I still return to the Collins pocket guide as the place where I record every plant that I have seen in Britain. I don’t know why: it is a ritual I do not question, rather like the Anglican litany of my schooldays. The last addition I made, in 2018, was smooth rupturewort found on a heath in Suffolk, a modest, tiny, and uncommon herb growing over bare soil. It really deserved its mark in the precious old book. At some deep and irrational level I must believe that as long as I keep ticking off more plants in the Collins book I shall live for ever. I cannot possibly leave this world until they are all recorded; it is a metaphysical certainty. My tradition of recording goes back to a time before I used scientific names for animals, plants and fungi, so I remember the vast majority of my flowering plants by their old English name – or I should say names, as many of them have a plethora of local tags, as Geoffrey Grigson and Richard Mabey have exhaustively recorded. The charm of wildflower names is often only a short step away from poetry: pellitory-of-the-wall, wood goldilocks, frosted orache, ploughman’s spikenard, venus’s looking glass. They sound like ingredients for a magic potion. I attempted to teach my children some of these old names, but met a certain resistance. They felt country walks were in danger of becoming more like memory tests. ‘Moschatel,’ I would intone holding up a very small greenish herb. ‘Can’t you see it looks just like a town hall clock?’ Nobody seemed to disagree. My son found a way out by always giving the same answer. When I held up red campion and asked him to identify it he would reply ‘cragwort’; if I displayed henbit dead nettle that was ‘cragwort’, too; likewise lesser stitchwort. I almost wish there really was a plant called cragwort so that there would have been a theoretical possibility of one of the children arriving at the right answer. But of the many worts, none is craggy.
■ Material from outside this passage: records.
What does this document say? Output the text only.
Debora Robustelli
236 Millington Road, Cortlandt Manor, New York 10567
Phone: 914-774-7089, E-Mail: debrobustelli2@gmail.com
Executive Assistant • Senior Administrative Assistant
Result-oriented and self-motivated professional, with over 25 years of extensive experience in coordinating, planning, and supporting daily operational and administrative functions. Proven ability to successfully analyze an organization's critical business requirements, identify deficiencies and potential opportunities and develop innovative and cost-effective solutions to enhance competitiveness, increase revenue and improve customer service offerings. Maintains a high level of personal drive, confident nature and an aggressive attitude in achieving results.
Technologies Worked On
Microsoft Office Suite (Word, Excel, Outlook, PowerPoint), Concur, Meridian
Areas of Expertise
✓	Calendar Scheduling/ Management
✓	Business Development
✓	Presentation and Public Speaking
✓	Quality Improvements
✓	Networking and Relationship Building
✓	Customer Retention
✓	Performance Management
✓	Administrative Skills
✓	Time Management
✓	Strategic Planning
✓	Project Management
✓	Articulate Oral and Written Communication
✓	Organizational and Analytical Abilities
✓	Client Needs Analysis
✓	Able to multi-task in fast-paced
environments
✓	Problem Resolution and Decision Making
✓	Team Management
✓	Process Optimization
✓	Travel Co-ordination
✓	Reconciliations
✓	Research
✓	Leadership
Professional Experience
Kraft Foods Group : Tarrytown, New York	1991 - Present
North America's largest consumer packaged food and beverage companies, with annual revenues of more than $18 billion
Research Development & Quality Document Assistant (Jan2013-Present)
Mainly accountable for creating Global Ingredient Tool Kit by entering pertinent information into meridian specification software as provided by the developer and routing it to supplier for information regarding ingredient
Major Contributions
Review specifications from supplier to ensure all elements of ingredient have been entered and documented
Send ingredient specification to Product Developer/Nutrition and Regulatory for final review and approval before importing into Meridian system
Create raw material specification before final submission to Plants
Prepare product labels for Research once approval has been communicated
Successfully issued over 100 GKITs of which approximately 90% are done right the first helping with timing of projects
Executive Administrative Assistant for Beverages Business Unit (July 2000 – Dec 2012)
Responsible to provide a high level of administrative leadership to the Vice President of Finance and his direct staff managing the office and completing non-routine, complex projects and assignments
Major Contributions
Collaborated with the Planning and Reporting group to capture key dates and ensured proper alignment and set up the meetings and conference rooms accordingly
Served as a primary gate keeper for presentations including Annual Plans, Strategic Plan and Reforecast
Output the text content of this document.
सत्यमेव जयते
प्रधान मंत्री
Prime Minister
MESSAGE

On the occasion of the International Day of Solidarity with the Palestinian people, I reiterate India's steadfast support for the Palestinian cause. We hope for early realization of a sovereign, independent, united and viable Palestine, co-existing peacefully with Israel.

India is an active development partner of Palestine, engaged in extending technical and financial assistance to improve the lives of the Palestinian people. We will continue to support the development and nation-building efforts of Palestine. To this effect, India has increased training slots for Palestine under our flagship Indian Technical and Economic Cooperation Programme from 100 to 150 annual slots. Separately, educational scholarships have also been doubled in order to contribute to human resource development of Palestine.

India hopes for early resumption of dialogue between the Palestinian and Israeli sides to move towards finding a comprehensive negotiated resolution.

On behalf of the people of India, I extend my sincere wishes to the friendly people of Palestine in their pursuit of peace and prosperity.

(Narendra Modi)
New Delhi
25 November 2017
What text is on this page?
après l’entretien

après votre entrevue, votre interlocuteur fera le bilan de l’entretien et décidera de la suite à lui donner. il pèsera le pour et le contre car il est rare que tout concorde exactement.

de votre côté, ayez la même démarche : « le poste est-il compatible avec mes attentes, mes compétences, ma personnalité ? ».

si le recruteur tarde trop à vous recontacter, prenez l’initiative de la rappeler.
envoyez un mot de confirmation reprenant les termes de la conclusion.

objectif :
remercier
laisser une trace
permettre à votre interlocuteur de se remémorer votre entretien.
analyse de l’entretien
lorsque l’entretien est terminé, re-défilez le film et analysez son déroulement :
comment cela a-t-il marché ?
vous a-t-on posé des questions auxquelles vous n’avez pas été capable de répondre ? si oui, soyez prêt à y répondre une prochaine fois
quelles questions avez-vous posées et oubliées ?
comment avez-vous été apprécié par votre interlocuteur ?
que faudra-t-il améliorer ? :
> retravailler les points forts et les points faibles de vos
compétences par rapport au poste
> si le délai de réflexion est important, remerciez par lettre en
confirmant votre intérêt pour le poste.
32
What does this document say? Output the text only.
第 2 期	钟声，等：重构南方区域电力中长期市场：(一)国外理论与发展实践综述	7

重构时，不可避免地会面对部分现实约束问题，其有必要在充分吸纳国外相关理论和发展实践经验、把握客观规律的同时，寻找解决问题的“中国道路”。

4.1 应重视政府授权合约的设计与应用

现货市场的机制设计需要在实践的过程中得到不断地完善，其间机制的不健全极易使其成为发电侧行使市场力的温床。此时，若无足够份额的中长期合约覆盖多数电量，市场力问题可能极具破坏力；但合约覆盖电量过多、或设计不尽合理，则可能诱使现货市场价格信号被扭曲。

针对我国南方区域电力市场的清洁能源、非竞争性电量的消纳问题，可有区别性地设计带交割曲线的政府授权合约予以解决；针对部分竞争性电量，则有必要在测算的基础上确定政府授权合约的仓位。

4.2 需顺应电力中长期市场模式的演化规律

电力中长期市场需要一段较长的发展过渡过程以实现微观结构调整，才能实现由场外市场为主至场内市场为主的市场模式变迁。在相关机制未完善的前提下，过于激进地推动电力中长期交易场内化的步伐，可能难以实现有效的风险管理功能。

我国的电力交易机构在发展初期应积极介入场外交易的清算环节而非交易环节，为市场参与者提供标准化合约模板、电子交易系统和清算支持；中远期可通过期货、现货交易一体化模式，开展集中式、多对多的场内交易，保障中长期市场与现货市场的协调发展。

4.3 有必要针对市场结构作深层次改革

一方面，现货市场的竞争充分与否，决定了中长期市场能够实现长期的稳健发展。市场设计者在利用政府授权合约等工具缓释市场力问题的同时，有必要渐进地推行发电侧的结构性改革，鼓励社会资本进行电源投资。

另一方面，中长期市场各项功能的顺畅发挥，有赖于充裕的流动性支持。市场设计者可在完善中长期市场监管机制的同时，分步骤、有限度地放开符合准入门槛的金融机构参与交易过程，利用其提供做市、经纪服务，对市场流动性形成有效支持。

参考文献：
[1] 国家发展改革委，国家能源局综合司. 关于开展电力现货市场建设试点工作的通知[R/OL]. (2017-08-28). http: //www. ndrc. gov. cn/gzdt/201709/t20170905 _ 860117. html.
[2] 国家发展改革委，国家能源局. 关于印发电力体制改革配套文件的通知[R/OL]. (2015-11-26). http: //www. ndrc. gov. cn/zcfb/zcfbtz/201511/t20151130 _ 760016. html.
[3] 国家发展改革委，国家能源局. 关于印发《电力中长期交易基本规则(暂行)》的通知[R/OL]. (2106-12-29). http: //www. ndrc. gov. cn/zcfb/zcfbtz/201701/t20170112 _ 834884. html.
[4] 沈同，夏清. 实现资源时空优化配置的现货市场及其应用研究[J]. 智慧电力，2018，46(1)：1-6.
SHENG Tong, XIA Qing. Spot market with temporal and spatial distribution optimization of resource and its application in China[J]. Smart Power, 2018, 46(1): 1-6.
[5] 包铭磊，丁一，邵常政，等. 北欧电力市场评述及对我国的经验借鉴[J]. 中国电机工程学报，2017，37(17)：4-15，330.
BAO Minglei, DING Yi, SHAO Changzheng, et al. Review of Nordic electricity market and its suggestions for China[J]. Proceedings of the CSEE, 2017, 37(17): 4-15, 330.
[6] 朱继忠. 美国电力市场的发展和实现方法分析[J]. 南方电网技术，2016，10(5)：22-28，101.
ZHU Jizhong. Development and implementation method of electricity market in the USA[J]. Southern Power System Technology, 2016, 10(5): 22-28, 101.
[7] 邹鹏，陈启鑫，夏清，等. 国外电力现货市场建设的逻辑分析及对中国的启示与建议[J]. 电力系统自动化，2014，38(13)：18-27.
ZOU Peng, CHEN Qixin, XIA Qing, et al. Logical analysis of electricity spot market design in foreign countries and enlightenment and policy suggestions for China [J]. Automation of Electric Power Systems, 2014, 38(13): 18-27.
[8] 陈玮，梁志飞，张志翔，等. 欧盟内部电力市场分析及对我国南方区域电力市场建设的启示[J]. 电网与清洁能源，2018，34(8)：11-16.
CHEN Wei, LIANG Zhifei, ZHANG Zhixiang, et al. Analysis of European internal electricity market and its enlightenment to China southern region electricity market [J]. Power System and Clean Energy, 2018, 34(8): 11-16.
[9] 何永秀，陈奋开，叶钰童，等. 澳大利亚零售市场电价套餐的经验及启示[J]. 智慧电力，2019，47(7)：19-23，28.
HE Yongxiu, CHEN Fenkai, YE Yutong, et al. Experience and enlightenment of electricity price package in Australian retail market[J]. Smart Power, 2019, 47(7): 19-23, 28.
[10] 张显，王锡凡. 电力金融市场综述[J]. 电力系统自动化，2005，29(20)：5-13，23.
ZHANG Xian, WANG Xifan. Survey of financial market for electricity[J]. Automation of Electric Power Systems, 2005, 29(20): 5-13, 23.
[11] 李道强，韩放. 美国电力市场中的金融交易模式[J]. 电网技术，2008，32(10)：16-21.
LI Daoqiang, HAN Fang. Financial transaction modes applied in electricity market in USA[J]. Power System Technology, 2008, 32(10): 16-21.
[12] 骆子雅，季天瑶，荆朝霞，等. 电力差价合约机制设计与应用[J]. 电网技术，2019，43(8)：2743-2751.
One of the first plants I ticked off in the book was cuckoo flower – also called lady’s smock (Cardamine pratense). I allow it to grow in the rougher parts of my garden where its very pale pink flowers emerge in small clusters from among coarse grasses, displaying a surprising delicacy among their rank neighbours. Its common name says that the flowers should arrive at the same time as the cuckoo. The annual migration of this avian parasite from southern climes was once routine: as a boy I used to hear cuckoos even in Ealing W5. In 2019 I have waited in vain for the bird to be reunited with its flower: but there is no cuckoo within hearing distance of my small country town, despite the well-wooded hills nearby. The cuckoo population has declined by 80% since I started recording plants in my Collins guide, and research published in 2018 relates this sad loss particularly to adverse conditions along one of two migration routes back to Africa. There is not enough food to sustain the birds on their long journey, and a familiar inventory of causes has been trotted out, yet again, with climate change and unhelpful farming practices top of the list. The arrival of the cuckoo now largely resides as a memory in the name of its charming flower. I dread having to explain what a cuckoo once was to my grandchildren, as if it were archaeopteryx. Perhaps I should try to forget the old common name. It is much less upsetting to explain a lady’s smock.
British wildflowers have a particular place in my story, as they were the basis of my first scientific paper. As the Cambridge entrance examinations began to loom on the horizon, it was suggested at school that I should try to win a Trevelyan Scholarship. A thesis had to be submitted in support of the application for the scholarship, which offered generous support during the undergraduate years. I decided to work on a project to survey the wildflowers of the chalk downland and adjacent areas along the Berkshire Downs, running from Inkpen Beacon to Shalbourne Hill. This was my local patch around Forge Cottage, and whenever I was at home I went out on the hunt. Intense concentration on the search was balm, or at least distraction, from the events that had shaken my life. I was out in all weathers, sometimes hunched against a strong wind, my eyes scanning the short turf for plants of particular interest. ‘Sharp sight’ is a curious phrase, but it does convey that the eye spears the sought object, pins it down. In our physics classes the rays that impinged on the retina were always shown as tracks entering the eye from a distance, coming the other way, but the sharp eye reversed the process – the eye did the catching. I thought of a photograph I had seen in Arthur Mee’s encyclopedia of an Amazonian native spearing a fish from a dugout. The eye lances the treasure. The hunter can only think of the hunt, no time for morbid thoughts, or self-doubt.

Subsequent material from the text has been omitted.